Fée des bois et samouraï de sa vie
Proche aidante pendant des années et art-thérapeute, Véronique Mooser vient de sortir un recueil de poèmes
La vie en fuchsia Dire qu’il faisait moche ce jour-là est un affreux euphémisme. Un temps gris, pluvieux. Terriblement et indéniablement vilain. La légende veut que, souvent, la lumière pointe au bout du tunnel. Enfin, encore faut-il y croire. Fort, très fort. Bref. Mon stylo et moi sommes perdus. Paumés en ce premier lundi de décembre dans le district de la Glâne, quelque part vers Chapelle avec pour seule compagnie un GPS ayant succombé aux brumes locales. Et voilà soudain qu’elle apparaît au bout d’un chemin. Véronique Mooser, ses cheveux roses, son sourire et sa bonne humeur tout en couleur. Comme un petit miracle d’avant Noël…

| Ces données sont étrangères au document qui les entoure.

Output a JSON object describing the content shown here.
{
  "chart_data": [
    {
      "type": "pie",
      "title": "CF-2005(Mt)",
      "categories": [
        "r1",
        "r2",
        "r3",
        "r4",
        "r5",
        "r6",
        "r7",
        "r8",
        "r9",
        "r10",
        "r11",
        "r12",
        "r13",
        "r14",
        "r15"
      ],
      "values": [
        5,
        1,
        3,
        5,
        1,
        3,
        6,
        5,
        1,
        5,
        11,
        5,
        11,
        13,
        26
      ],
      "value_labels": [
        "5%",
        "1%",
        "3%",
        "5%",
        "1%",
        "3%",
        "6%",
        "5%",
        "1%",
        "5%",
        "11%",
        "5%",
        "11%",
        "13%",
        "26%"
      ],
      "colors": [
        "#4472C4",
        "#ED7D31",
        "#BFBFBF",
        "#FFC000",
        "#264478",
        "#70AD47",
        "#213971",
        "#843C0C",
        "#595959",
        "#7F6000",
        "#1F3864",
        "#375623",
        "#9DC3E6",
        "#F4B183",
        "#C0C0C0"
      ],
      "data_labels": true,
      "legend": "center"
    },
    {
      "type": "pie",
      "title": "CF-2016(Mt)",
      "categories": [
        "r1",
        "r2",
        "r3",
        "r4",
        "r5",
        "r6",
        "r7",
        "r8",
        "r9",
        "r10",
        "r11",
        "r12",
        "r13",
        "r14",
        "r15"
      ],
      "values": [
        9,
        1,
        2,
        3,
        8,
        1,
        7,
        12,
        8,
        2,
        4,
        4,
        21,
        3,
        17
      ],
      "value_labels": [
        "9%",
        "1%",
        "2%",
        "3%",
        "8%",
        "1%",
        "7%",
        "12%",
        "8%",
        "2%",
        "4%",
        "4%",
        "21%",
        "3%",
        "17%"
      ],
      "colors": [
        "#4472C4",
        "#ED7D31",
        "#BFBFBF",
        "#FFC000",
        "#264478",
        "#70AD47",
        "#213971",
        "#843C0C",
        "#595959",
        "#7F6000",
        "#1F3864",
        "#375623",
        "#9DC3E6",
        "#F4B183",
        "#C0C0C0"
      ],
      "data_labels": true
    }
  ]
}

Véronique, vous aimez le rose on dirait… Pourquoi?
Parce que je suis née comme ça, avec les cheveux fuchsia. Sauf qu’ils se sont trompés de peinture car j’ai reçu du brun à la naissance (elle sourit). Le fuchsia et les tons pourpres m’ont toujours habitée. J’ignore pour quelle raison. Il y a quelque chose de profond et de rigolo dans cette couleur qui est joyeuse, présente. Et puissante aussi.
Qu’est-ce qui vous a poussée à quitter les laboratoires de chimie où vous avez longtemps travaillé pour devenir art-thérapeute?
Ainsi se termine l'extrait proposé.